All this makes it no surprise that, as my colleague David Corn reported back in 2020, a Cornell University study analyzing 38 million English-language articles about the coronavirus concluded that Trump was the largest driver of the so-called “infodemic,” or COVID-19-related misinformation. “The biggest surprise,” Sarah Evanega, the study’s lead author, told the New York Times, “was that the president of the United States was the single largest driver of misinformation around Covid.”
Protests in the aftermath of George Floyd’s murder by police
After George Floyd‘s murder by Minneapolis police in May 2020 sparked nationwide protests against anti-Black racism and police brutality, Trump promoted a variety of baseless claims about the protesters, calling them “thugs” who were being funded by Democrats and billionaire George Soros, and threatening them. “When the looting starts, the shooting starts,” he said at the time.
In just one example, Trump claimed a 75-year-old Buffalo man who was hospitalized after police shoved him to the ground “could be an ANTIFA provocateur” and alleged it “could be a setup”—despite there being no evidence for these claims.
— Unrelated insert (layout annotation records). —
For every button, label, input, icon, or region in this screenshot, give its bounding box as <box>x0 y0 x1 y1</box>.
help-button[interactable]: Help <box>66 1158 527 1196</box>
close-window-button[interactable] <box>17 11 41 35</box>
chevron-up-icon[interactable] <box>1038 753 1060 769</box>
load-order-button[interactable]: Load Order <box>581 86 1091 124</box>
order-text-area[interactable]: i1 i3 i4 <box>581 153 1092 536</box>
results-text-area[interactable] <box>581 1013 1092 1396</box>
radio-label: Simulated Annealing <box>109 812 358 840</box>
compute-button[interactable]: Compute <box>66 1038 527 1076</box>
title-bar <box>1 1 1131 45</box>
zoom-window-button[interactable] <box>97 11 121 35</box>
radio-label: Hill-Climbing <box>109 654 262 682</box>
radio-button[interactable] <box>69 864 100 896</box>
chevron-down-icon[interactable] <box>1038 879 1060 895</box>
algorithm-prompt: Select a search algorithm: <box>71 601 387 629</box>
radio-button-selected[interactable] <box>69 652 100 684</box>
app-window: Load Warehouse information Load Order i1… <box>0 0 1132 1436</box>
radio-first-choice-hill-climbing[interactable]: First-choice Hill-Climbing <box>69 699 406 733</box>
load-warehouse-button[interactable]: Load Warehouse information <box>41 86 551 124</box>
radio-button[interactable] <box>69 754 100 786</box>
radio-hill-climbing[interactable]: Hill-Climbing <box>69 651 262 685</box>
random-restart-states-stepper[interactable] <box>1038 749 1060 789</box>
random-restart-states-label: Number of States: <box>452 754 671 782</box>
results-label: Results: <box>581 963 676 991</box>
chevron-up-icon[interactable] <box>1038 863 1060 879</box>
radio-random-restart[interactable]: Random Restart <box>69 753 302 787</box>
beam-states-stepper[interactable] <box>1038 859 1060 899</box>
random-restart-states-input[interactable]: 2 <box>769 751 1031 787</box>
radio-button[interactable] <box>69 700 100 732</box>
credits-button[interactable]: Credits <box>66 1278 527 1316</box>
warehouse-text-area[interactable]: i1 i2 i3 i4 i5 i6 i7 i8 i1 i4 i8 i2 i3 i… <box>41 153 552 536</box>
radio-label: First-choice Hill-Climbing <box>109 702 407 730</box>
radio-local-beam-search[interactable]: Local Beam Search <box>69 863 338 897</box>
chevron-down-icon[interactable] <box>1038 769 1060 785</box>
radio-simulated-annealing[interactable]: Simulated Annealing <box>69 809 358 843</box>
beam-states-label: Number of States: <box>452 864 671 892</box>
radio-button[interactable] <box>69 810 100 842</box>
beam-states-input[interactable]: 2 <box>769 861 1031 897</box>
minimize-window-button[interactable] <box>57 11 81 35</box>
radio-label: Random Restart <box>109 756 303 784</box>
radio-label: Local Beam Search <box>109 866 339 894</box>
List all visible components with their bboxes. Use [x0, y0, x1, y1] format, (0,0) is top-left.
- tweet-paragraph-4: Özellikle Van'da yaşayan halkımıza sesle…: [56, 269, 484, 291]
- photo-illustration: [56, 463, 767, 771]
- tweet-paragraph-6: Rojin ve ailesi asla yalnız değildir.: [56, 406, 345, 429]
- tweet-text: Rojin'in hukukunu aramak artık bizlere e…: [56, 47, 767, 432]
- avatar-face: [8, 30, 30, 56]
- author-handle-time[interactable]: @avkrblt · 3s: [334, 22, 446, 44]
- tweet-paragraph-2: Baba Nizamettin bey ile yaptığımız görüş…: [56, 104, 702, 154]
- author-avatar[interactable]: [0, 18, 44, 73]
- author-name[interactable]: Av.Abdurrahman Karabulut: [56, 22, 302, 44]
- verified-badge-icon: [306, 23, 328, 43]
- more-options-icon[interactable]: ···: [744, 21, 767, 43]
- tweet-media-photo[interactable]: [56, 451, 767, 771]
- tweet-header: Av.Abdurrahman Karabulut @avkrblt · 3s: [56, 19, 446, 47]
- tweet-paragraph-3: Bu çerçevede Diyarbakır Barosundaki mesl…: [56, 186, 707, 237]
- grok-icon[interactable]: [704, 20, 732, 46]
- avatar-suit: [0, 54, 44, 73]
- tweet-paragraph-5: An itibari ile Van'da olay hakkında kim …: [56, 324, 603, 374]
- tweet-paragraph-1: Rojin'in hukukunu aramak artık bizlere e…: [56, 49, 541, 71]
The man, Martin Gugino, reportedly spent about a month in the hospital for his injuries; the police officers involved were suspended without pay and then arrested, but the charges were dropped after a grand jury declined to indict them in 2021.
LA wildfires
After devastating wildfires broke out in Los Angeles earlier this month, killing at least 29 people and destroying thousands of structures, Trump boosted a variety of baseless claims—including that Gov. Newsom (D-Calif.) was to blame for a water shortage, though state officials have shut that down. More recently, Trump tried to fashion himself as a savior again, claiming that under his direction the US military “turned on the water” supply from the Pacific Northwest; in an epic clap back, the California Department of Water Resources said that never happened. “The military did not enter California,” the agency posted on X. “The federal government restarted federal water pumps after they were offline for maintenance for three days. State water supplies in Southern California remain plentiful.”